これを受け、中国商務部は5月8日、「中国はこれに対し遺憾の意を表明する。米国が追加関税措置を実行に移すならば、中国は必要な対抗措置を取らざるを得ない」との談話を発表した。

「環球時報」は5月9日付の社説で、「中米は大部分の問題を解決したものの、最終的に幾つかの核心的な問題で合意に至らなかったことは非常に残念だ。それらの問題は、米国の特権的で正当でない要求であり、本来避けるべきものだった」とした上で、「中国は米国側のこれらの要求を受け入れない」と論評した。

中国側はこれまで、外商投資法の制定と同法施行までに関連法規を完備し、フェンタニル類物質を規制するなど、米国側の要求に沿ってきた(2019年3月20日記事2019年4月5日記事参照)。

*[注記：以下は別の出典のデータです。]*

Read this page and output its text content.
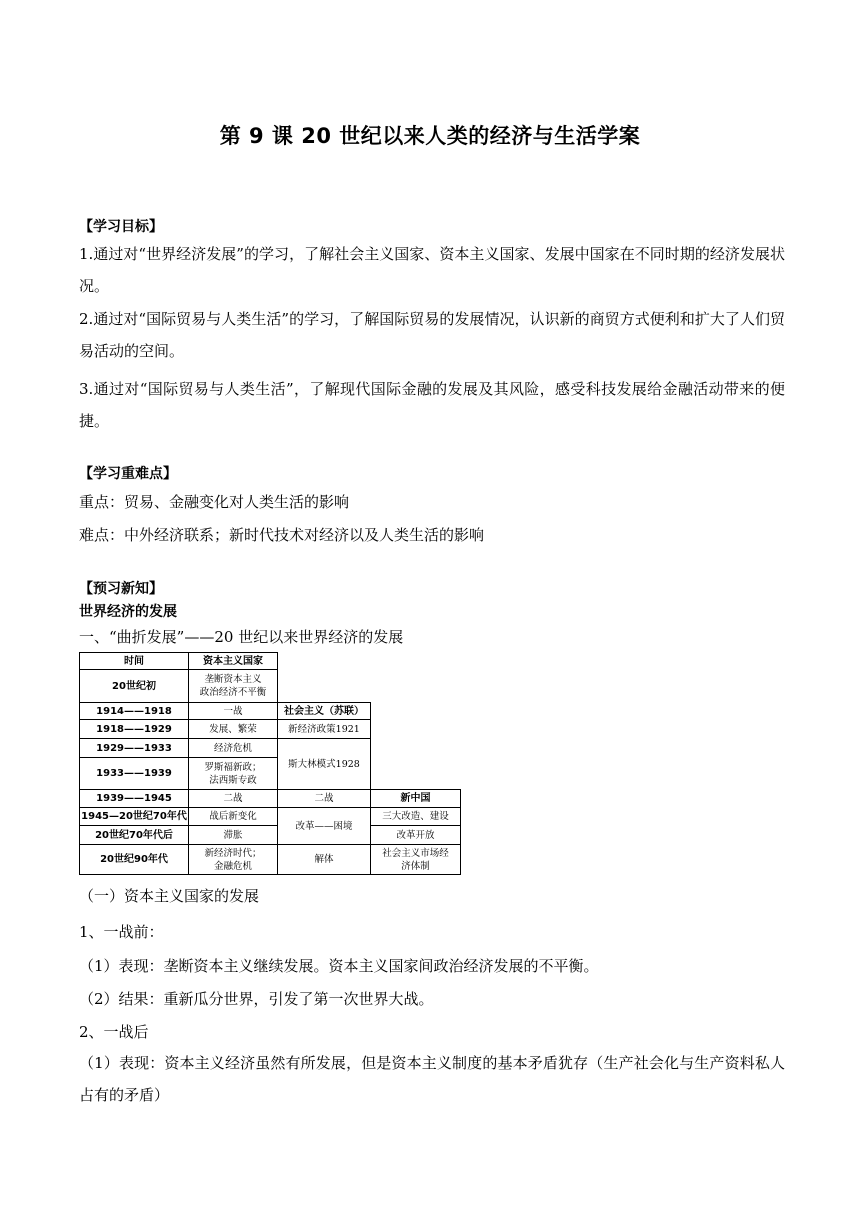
第 9 课 20 世纪以来人类的经济与生活学案
【学习目标】
1.通过对“世界经济发展”的学习，了解社会主义国家、资本主义国家、发展中国家在不同时期的经济发展状况。
2.通过对“国际贸易与人类生活”的学习，了解国际贸易的发展情况，认识新的商贸方式便利和扩大了人们贸易活动的空间。
3.通过对“国际贸易与人类生活”，了解现代国际金融的发展及其风险，感受科技发展给金融活动带来的便捷。
【学习重难点】
重点：贸易、金融变化对人类生活的影响
难点：中外经济联系；新时代技术对经济以及人类生活的影响
【预习新知】
世界经济的发展
一、“曲折发展”——20 世纪以来世界经济的发展
时间
20世纪初
1914——1918
1918——1929
1929——1933
1933——1939
1939——1945
1945—20世纪70年代
20世纪70年代后
20世纪90年代
资本主义国家
垄断资本主义
政治经济不平衡
一战
发展、繁荣
经济危机
罗斯福新政；
法西斯专政
二战
战后新变化
滞胀
新经济时代；
金融危机
社会主义（苏联）
新经济政策1921
斯大林模式1928
二战
改革——困境
解体
新中国
三大改造、建设
改革开放
社会主义市场经济体制
（一）资本主义国家的发展
1、一战前：
（1）表现：垄断资本主义继续发展。资本主义国家间政治经济发展的不平衡。
（2）结果：重新瓜分世界，引发了第一次世界大战。
2、一战后
（1）表现：资本主义经济虽然有所发展，但是资本主义制度的基本矛盾犹存（生产社会化与生产资料私人占有的矛盾）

4月26日には、習近平国家主席が「一帯一路」国際協力ハイレベルフォーラムの基調演説で、外資の市場参入の領域をさらに広げること、強制的な技術移転を防止すること、商業機密の保護を改善し、知的財産権の侵害行為に対する厳格な法的処罰を行うことに加え、商品とサービスの輸入をさらに大幅に増加させること、自国の利益を図るために他国を害する通貨切り下げは行なわず、人民元レートを合理的でバランスの取れた水準とし安定を保つこと、政府による法治を強化し約束した国際合意を履行するメカニズムを確立すること、公平な競争の障害や市場歪曲(わいきょく)的な非合理な規定、補助金などを排除・整理することを表明し、米国側の要求に合致する改革の方針をあらためて強調していた。

一方で、中国政府の示した方針は、在中米国企業などが要求する水準とは隔たりがあり、十分に具体化されていないとの指摘もある。米国商工会議所と中国米国商会が1月に連名で発表した「米中貿易交渉の優先事項についての勧告」では、(1)公平性確保と市場開放のための構造問題の解決(市場歪曲的な産業政策や補助金)、(2)あらゆる方式の強制的技術移転の排除、(3)デジタル経済分野の規制改革を優先事項として掲げていた。

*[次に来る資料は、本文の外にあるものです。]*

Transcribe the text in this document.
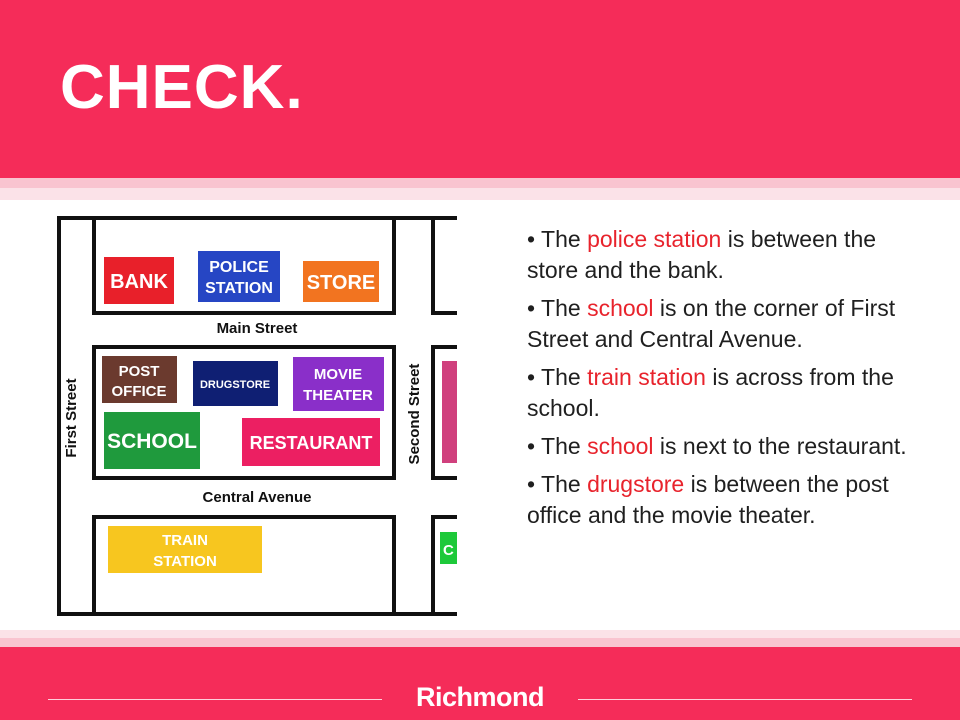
CHECK.
BANK
POLICE
STATION STORE
Main Street
POST
OFFICE	DRUGSTORE
MOVIE
THEATER
SCHOOL	RESTAURANT
First Street	Second Street
Central Avenue
TRAIN
STATION
C
• The police station is between the store and the bank.
• The school is on the corner of First Street and Central Avenue.
• The train station is across from the school.
• The school is next to the restaurant.
• The drugstore is between the post office and the movie theater.
Richmond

さらに、強制的な技術移転を防止するために改正すべき法規制として、中国製造2025などに関連した地方政府レベルのものも含む各種政策のリストを提示し、公平かつ効果的な実施のための独立した仲裁メカニズムの設立を要望したほか、補助金や国有企業、技術移転を含む米中間での合意をWTOなど多国間においても採用すべきとしている。